So, on Thursday, I addressed this daunting pile of CD's and decided to deal only with the first 150 of them. As it turned out, selecting 125 to go away into a new life, leaving 25 to, more or less, stay with me (e.g., six Alasdair Fraser CD's will probably get turned over to a granddaughter who's a fan) was pretty easy. Most of those 125 I distinctly remembered, if only in terms of the circumstances under which I had bought them, but I could also sense pretty quickly whether I was likely to play them again or wish that I had access to them. Thus, into a bag they went for the Saturday Farmer's Market, with a little looseness in the sense of what constitutes a farmer.
I checked with a daughter who knows more about retail and resale than I do and she advised that one can easily buy used CD's for $2, so if anyone actually wanted one of mine, they would probably easily pay $1. And there was the pricing decision. It seemed surely all profit since whatever I had paid for these CD's in the past, I had certainly gotten that much entertainment from them.
Then, I decided to have a second line of goods: flower seeds. I had been collecting seeds over the past few weeks from columbine and lupine. Now, I bought 100 little plastic closable bags (2x2 inches each) and put 1/2 teaspoon of seeds in each of 30 bags (about 20 columbine and 10 lupine) and decided to sell them for a quarter, although the amount of time it took to gather and shell the lupine seed meant that if I sold them all, I'd have been working for about fifty cents an hour. On the other hand, 1/2 t. of columbine seeds amounts to hundreds of seeds, but only a couple dozen of lupine.

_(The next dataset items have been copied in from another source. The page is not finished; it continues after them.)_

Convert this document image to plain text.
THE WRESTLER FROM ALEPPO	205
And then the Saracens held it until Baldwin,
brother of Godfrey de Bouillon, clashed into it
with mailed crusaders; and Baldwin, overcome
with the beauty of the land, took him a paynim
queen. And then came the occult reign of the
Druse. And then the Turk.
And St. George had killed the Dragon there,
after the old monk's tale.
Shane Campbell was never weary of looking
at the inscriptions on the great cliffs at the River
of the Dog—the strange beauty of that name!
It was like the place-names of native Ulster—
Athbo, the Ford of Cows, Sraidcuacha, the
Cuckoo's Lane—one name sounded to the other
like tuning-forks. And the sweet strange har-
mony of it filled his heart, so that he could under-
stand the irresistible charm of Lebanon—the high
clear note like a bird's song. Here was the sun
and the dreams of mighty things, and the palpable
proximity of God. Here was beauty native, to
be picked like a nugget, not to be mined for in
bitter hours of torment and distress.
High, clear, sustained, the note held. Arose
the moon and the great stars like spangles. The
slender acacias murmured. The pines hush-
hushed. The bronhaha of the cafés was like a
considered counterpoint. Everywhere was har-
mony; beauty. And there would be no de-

And this morning, I took myself to the ever-more-sparsely populated parking lot at the Community Center. Today, there was one seller of plants, a jeweller, a graphic artist, two or three flea market-type dealers, a lemonade-and-cookie stand, a purveyor of fancy water bottles, a large table of nature photographs/cards, and three farmers with berries and vegetables of various kinds and colors, including blackberries for $2.00 (small basket). And me with my CD's.
The customers were pretty steady from nine until about 11 or 11:30. Then they thinned out, and by 12:30, the customers and the sellers were all gone.
But, the day gave me all I had wanted. First, I got to swell the number of sellers at the Market, if only by one. Second, I got over NINETY CD's and 15 seed packages moved happily into someone else's life (and all those dollars moved into mine) . Third, I got to talk with a number of visitors to and residents of (friends and new acquaintances) Point Roberts. And I used some of my ill gotten gains to buy a nice bowl of coleus plants. Altogether, a very nice morning in Point Roberts!